Looking to become pregnant? For many women it requires a little pre-planning and coordination in order to achieve a positive test. There are some important health steps to consider during this process.

1) Rethink your birth control. If you’re looking to become pregnant in the next 6 months, stop your hormones (pill, patch, ring, or implant), have your IUD removed and get your cycle back on track naturally. Some women can take months to return to normal. Unfortunately if you aren’t ready quite yet for a baby, you’ll have to use a barrier method like a condom.

2) Start your pre-natal vitamins now. The folic acid in those vitamins helps protect against neural tube defects. This occurs in about 1 in 1,000 babies around the third or fourth week of pregnancy. During that time the neural tube begins to close and fuse. Folic acid can help reduce your chance of problems.

3) Start taking a good quality fish oil with at least 300mg of DHA (read the back of the label). DHA has been linked to healthier brain development in utero and I know we all want smart babies!

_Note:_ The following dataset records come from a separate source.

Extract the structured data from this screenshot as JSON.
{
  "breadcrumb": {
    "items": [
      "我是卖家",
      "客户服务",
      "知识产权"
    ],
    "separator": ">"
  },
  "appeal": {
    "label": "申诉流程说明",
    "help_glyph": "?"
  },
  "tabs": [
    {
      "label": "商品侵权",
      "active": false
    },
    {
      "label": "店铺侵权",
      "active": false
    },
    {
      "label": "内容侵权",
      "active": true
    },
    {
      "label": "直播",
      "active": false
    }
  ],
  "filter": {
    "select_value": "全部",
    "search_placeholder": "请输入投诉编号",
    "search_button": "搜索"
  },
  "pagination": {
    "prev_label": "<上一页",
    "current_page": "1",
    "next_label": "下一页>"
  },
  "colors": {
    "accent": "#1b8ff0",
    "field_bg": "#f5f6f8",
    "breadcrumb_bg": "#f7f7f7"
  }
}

4) Stop smoking as soon as possible! If you know it’s going to be difficult for you to quit, pregnant or not, then you need to start right now before you become pregnant. Cigarette smoke really impacts the quality of the egg (and sperm if your partner smokes) and the development of the fetus.

5) Chart your cycle. You already know when you start your period, that first day is considered day one of your cycle. Pay attention to ovulation signs which generally occurs 10-18 days after that first day. Look for changes in mucus to a more stretchy consistency, and consider doing ovulation predictor kits until you see a positive. Make sure you’re having plenty of sex during this time!

6) Keep your weight in check. Too low and too high body weight can really impact your chances of fertility. Cut out sugar and eat a high protein, low simple carbohydrate diet, and exercise most days of the week.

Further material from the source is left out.